- Born: c. 1949 (age c. 76) Chicago, United States
- Education: Columbia University (BA) New York University (MFA)
- Occupation(s): Entrepreneur, designer, author, and artist
- Known for: Co founder of design art company Moss shop
- Partner: Franklin Edward Getchell
- Website: www.mossbureau.com

= Murray Moss =

American art entrepreneur

Murray Moss (born c. 1949) is an American entrepreneur and founder of the design art company Moss, as well as the design consultancy Moss Bureau. He is best known for his curation of objects and design style.

== Early life and education ==
Moss was born in Chicago around 1949 and studied at Columbia University and the New York University, School of the Arts.

== Career ==
Following his studies, he began his career as a professional actor in the United States and Great Britain.
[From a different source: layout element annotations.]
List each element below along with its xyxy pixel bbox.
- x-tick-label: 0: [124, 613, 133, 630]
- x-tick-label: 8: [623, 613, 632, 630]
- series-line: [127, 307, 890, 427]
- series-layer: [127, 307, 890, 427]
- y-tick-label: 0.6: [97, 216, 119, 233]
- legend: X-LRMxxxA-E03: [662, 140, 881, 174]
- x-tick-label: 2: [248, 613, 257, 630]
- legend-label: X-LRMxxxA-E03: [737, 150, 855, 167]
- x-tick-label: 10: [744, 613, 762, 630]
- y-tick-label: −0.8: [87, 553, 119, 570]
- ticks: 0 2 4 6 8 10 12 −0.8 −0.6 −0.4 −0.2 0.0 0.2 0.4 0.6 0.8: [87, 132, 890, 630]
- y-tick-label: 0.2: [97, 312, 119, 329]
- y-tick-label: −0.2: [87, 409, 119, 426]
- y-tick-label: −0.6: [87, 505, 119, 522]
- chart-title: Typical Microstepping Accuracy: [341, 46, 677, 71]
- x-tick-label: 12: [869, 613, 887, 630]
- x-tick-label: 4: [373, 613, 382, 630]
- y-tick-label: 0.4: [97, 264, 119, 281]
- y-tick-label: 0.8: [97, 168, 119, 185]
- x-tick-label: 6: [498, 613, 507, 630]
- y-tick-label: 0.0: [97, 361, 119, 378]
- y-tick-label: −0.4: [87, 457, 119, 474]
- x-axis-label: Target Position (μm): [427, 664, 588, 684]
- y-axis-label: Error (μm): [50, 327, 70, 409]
In 1978, in collaboration with Dutch designer Ronaldus Shamask, Moss launched the fashion label Shamask, which became known for its architectural and structural qualities—then, a pioneering approach to clothing design. The company rapidly expanded to include broad manufacturing of women's and men's fashions, with international distribution and licensing. In 1990, its trademarks and trade names were sold.

The Moss shop, which opened in 1994 in New York's SoHo neighborhood, embodied principles of its namesake owner's prior careers. A sense of theatricality, reminiscent of experimental fashion, characterized the shop, which presented a curated selection of current and historical products, culled from designers and manufacturers around the world. Moss changed the presentation of products almost daily, keeping the store fresh with new ideas.

In 2000, Moss and his business/life partner, Franklin Edward Getchell, expanded the store considerably by annexing two floors of the adjacent former art gallery, previously known as Metro Pictures. In January 2005, the store expanded yet again into a new corner building beside the existing two Moss shops, there launching Moss Gallery, a “theater-like” venue for regularly scheduled special exhibitions. In May 2006, with partner-restaurateur Nicola Marzovilla, the business expanded yet again, adding an Italian restaurant and wine shop. Also in 2006, the company hit the West Coast with a store on Melrose Avenue in Los Angeles and, in 2008, with a Moss shop in the Philippe Starck-designed SLS Hotel at Beverly Hills.

In the wake of economic recession, however, all the Moss shops and galleries closed by early 2012. At that juncture, the Moss Bureau was founded—a consultancy that purposefully "intervenes" in museum-retail operations, while also offering curatorial and other advisory services.

== Recognition ==
Moss is the recipient of the 2002 Chrysler Design Award and Russel Wright Award. In 2000, he received House Beautiful's Giants of Design Award and, in 2004, the Metropolitan Home Modernism Award. In 2007, he was chosen for the Travel & Leisure award for Best New Restaurant Design for Centovini. That same year, he was elected to Interior Design magazine's Hall of Fame.

He has been a frequent guest lecturer at design venues and universities, including the Harvard Graduate School of Design, Yale School of Architecture, Hammer Museum, Aspen Institute, Cooper Hewitt Museum, and the TED conference (2002). He is on the graduate faculty of the School of Visual Arts. The three books he has authored include two published by Rizzoli: Georg Jensen Reflections and Baccarat: 250 Years, and Tertium Quid for August Editions.